An Instructive Listing of the Street Foods of Tabat, being Pamphlet #5 of the first series of “A Visitor’s Guide to Tabat,” Spinner Press, author unknown.
The visitor to Tabat will find themselves faced with a multitude of new things, and the food of the city is no exception. Carts and food stalls in particular supply many of the daily food needs of the populace.
No matter where you go in the city, you will find the bakery carts. Most belong to the Figgis Bakery, but you will also see some from smaller and independent bakeries. They sell a multitude of breadstuffs, including several pastries unique to the city: two and twos, large flatbreads which are half one color, half another; hyacinth cookies with their distinctive purple icing; and jelly cups.

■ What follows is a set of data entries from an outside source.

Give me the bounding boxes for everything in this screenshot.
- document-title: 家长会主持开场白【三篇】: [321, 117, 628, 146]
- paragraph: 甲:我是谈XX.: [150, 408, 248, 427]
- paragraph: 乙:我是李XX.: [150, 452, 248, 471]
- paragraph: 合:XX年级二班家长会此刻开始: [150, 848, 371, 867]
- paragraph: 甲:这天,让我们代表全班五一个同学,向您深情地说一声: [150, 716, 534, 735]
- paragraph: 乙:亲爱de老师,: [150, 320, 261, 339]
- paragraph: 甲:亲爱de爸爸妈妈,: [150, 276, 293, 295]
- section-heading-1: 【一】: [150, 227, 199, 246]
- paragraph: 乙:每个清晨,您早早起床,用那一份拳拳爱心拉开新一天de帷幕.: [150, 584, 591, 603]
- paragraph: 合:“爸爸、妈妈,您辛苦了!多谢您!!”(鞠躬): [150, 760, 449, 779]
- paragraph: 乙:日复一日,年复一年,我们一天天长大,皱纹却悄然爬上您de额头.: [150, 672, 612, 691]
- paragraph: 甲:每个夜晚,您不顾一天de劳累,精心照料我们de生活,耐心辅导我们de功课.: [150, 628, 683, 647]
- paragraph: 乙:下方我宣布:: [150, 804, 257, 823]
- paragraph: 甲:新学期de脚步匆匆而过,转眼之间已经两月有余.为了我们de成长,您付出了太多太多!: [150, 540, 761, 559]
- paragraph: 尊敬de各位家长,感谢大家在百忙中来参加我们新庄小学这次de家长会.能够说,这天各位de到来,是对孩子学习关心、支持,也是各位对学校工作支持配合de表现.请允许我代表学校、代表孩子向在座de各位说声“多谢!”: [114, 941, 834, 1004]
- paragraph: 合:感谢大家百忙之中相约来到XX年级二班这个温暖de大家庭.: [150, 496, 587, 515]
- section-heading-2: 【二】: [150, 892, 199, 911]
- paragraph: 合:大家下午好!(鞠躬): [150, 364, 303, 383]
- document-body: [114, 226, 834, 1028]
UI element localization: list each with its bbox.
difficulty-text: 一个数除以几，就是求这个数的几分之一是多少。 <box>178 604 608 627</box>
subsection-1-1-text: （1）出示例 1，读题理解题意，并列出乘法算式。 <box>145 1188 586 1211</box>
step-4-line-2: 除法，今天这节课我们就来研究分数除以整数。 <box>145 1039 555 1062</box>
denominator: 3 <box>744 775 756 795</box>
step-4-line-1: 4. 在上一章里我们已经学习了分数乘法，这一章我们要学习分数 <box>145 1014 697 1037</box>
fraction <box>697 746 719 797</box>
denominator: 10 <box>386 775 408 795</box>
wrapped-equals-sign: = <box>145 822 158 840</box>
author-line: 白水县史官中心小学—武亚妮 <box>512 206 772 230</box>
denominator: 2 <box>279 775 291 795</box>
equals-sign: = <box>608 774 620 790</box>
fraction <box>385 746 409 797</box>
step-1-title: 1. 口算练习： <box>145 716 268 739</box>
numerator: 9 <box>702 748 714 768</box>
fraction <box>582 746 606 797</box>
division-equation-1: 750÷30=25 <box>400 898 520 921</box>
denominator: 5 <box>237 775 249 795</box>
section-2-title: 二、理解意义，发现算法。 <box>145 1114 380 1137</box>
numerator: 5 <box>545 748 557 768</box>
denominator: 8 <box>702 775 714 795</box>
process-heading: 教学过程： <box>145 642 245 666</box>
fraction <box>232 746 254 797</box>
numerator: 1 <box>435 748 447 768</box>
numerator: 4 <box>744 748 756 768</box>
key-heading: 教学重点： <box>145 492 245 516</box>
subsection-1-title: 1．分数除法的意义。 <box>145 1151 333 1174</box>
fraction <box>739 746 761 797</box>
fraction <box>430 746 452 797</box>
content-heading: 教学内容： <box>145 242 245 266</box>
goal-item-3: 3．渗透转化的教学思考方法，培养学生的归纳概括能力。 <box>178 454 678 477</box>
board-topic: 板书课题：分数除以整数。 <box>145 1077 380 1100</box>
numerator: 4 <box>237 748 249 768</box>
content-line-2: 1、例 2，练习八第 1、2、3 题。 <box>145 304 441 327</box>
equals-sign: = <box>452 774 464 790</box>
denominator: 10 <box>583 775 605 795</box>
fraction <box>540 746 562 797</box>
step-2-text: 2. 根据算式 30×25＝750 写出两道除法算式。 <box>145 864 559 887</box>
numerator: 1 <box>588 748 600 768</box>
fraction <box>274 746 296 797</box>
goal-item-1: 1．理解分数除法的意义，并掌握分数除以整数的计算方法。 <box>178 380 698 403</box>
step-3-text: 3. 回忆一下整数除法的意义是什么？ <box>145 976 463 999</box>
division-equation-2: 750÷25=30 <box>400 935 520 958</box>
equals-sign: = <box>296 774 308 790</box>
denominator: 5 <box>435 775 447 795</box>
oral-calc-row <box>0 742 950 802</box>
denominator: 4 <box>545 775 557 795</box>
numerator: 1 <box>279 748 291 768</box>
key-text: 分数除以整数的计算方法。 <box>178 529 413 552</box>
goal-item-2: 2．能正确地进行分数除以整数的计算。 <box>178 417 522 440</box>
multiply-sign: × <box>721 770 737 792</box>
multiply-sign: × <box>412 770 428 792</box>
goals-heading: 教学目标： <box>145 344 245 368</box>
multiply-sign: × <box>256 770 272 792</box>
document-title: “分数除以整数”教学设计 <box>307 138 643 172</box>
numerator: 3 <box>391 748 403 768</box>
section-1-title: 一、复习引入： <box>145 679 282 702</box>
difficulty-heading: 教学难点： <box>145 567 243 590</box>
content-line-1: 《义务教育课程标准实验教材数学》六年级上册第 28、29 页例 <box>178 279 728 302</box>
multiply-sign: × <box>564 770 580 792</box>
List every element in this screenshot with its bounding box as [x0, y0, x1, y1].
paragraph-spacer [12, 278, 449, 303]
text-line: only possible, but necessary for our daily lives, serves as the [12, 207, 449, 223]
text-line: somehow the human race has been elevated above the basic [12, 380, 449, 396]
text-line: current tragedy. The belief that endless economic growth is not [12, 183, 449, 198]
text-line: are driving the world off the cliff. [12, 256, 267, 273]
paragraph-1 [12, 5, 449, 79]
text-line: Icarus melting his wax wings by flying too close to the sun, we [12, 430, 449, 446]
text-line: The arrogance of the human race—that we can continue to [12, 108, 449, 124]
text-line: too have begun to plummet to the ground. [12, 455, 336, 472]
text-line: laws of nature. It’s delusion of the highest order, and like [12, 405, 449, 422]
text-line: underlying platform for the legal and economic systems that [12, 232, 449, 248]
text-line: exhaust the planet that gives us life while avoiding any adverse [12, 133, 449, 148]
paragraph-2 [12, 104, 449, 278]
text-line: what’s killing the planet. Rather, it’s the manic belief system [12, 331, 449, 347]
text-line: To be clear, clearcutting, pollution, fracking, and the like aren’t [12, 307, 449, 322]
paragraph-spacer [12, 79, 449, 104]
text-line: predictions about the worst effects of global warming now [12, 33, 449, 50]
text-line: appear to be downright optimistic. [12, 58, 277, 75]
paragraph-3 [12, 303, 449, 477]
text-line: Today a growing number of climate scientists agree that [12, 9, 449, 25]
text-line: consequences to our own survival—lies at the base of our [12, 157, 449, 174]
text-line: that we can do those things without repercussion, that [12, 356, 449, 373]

Close to the docks, particularly around the Fish Market, vendors sell all varieties of sea food, cooked on the spot and fresh from the boats that have just brought it in. Many of these use the seaweed spices Tabat is famous for: ironbite with its metallic peppery taste; summer salt; and the mix of dried fish and seaweed that forms the basis of chal. Look for kerik, the sweet purple nodules of seaweed that are harvested in late summer, for a particularly exotic treat.
Sweets are usually flavored with honey from bees or Honey-mothers, or a touch of Fairy honey for those with more expensive tastes. Of late, though, the Southern Isles have been sending sugar to Tabat, expensive and rare, and a dusting of such atop a pastry or cake is considered to render it the height of culinary sophistication.